For me, though, the most memorable stuff was the countless little ways in which Schnabel made me feel — in an astonishingly, even disturbingly visceral way — like I was Bauby; that I, too, was “locked in.” It helps to be working with a genius like Janusz Kaminski, I’m sure, but the first 20 minutes of “First Person Perspective” were as mesmerizing as anything I’ve seen in the past few years, using a whole host of cinematic tools to incredible effect.

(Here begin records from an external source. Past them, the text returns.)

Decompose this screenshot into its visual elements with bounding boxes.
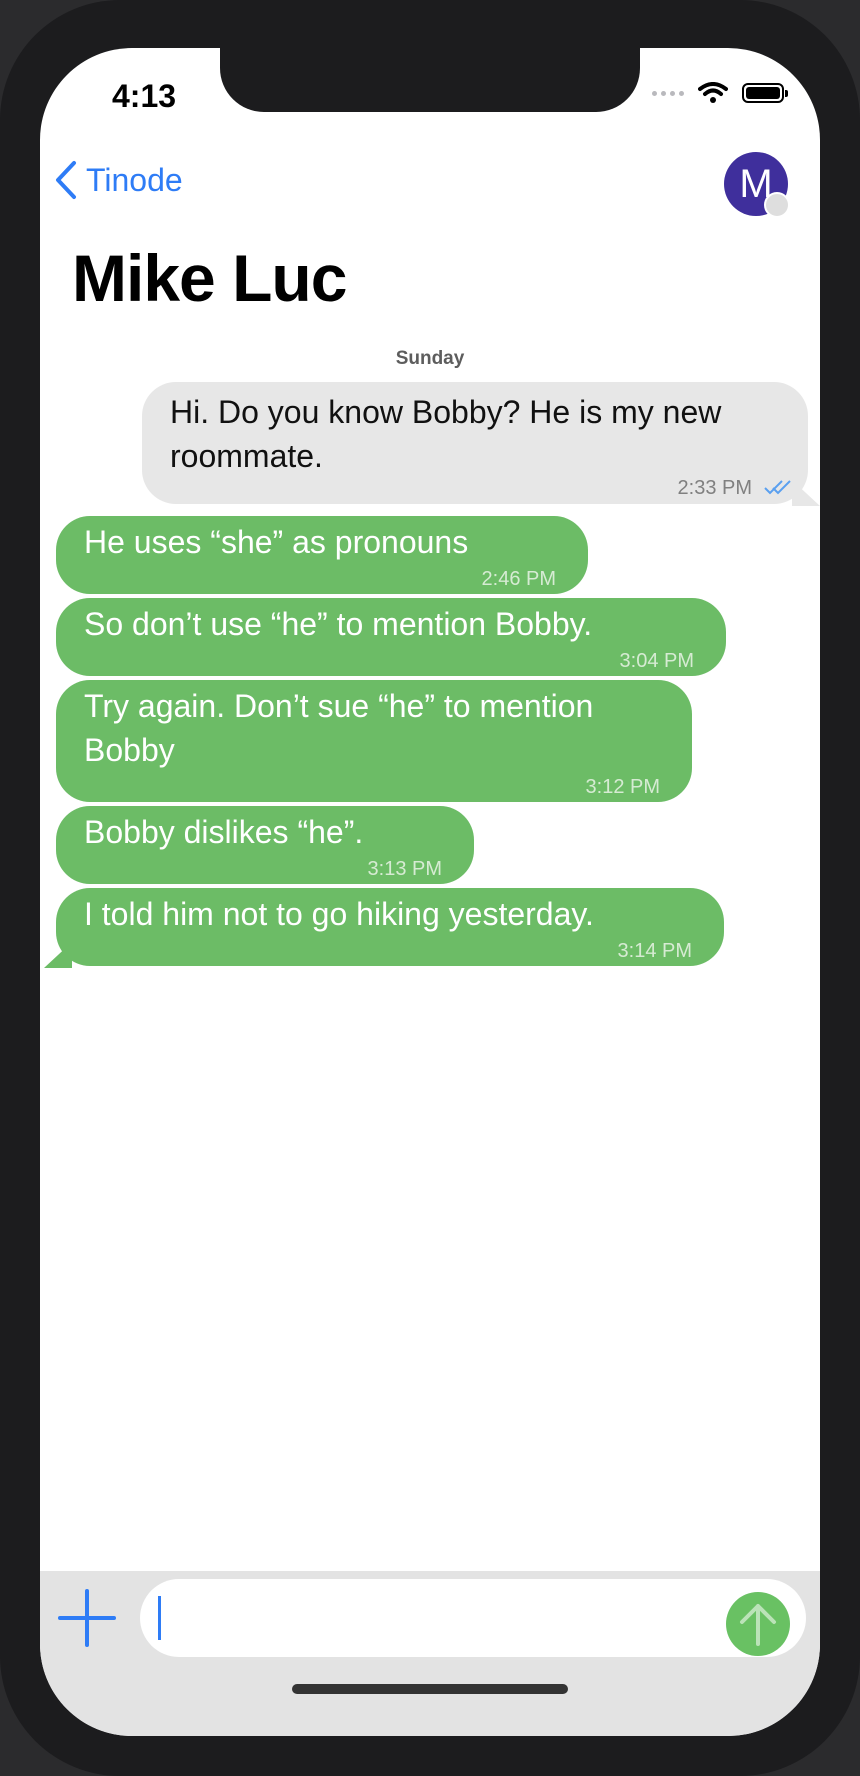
message-text: So don’t use “he” to mention Bobby. bbox=[84, 606, 593, 642]
cellular-icon bbox=[652, 90, 684, 96]
message-bubble-incoming[interactable]: Try again. Don’t sue “he” to mention Bob… bbox=[56, 680, 692, 802]
battery-icon bbox=[742, 83, 788, 103]
message-bubble-incoming[interactable]: So don’t use “he” to mention Bobby. 3:04… bbox=[56, 598, 726, 676]
back-button[interactable]: Tinode bbox=[54, 160, 183, 200]
notch bbox=[220, 48, 640, 112]
message-time: 3:13 PM bbox=[367, 858, 442, 880]
chat-title: Mike Luc bbox=[72, 241, 347, 315]
message-bubble-incoming[interactable]: Bobby dislikes “he”. 3:13 PM bbox=[56, 806, 474, 884]
message-text: Try again. Don’t sue “he” to mention Bob… bbox=[84, 688, 594, 768]
message-time: 3:14 PM bbox=[617, 940, 692, 962]
message-time: 2:46 PM bbox=[481, 568, 556, 590]
back-label: Tinode bbox=[86, 161, 183, 198]
message-text: He uses “she” as pronouns bbox=[84, 524, 469, 560]
send-button[interactable] bbox=[726, 1592, 790, 1656]
message-text: I told him not to go hiking yesterday. bbox=[84, 896, 594, 932]
status-icons bbox=[652, 82, 788, 104]
message-time: 3:12 PM bbox=[585, 776, 660, 798]
message-composer bbox=[40, 1571, 820, 1736]
wifi-icon bbox=[698, 82, 728, 103]
date-separator: Sunday bbox=[395, 348, 465, 369]
status-time: 4:13 bbox=[112, 78, 177, 114]
double-check-icon bbox=[764, 480, 791, 495]
attach-button[interactable] bbox=[58, 1589, 116, 1647]
text-cursor bbox=[158, 1596, 161, 1640]
presence-indicator bbox=[764, 192, 790, 218]
device-frame: 4:13 Tinode M Mike Luc Sunday Hi. Do you… bbox=[0, 0, 860, 1776]
message-bubble-incoming[interactable]: I told him not to go hiking yesterday. 3… bbox=[56, 888, 724, 966]
message-time: 2:33 PM bbox=[677, 477, 752, 499]
contact-avatar[interactable]: M bbox=[724, 152, 790, 218]
message-bubble-incoming[interactable]: He uses “she” as pronouns 2:46 PM bbox=[56, 516, 588, 594]
message-input[interactable] bbox=[140, 1579, 806, 1657]
message-text: Bobby dislikes “he”. bbox=[84, 814, 364, 850]
message-time: 3:04 PM bbox=[619, 650, 694, 672]
message-bubble-outgoing[interactable]: Hi. Do you know Bobby? He is my new room… bbox=[142, 382, 808, 504]
home-indicator bbox=[292, 1684, 568, 1694]
arrow-up-icon bbox=[740, 1604, 776, 1646]
message-text: Hi. Do you know Bobby? He is my new room… bbox=[170, 394, 722, 474]
chevron-left-icon bbox=[56, 161, 76, 199]
phone-screen: 4:13 Tinode M Mike Luc Sunday Hi. Do you… bbox=[40, 48, 820, 1736]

Extreme close-ups, strange focus planes, framing that’s frustratingly off, and the fact that Bauby can talk but no one can hear him, all adding up to an extraordinary mood and effectiveness. And the gradual opening up-and-out as the film progresses is …hard to describe, really. It’s not particularly story/script-driven, but highly emotional, instinctive stuff. As you can see for yourself.
I decided to stop pitying myself. Other than my eye, two things aren’t paralyzed, my imagination and my memory.
Brief final notes: I don’t care for that trailer. It accurate, sort of. But it’s also all wrong. So if this recommendation doesn’t really strike your fancy based on that trailer, you might still give it a try. Also, this is most definitely not a film for kids. Troubling material, fleeting medical nudity, fleeting sexualized nudity, and a challenging story and style. Also, if you have trouble with eye-trauma (like I do), you might bail about 10 minutes in. Don’t, though. Keep going.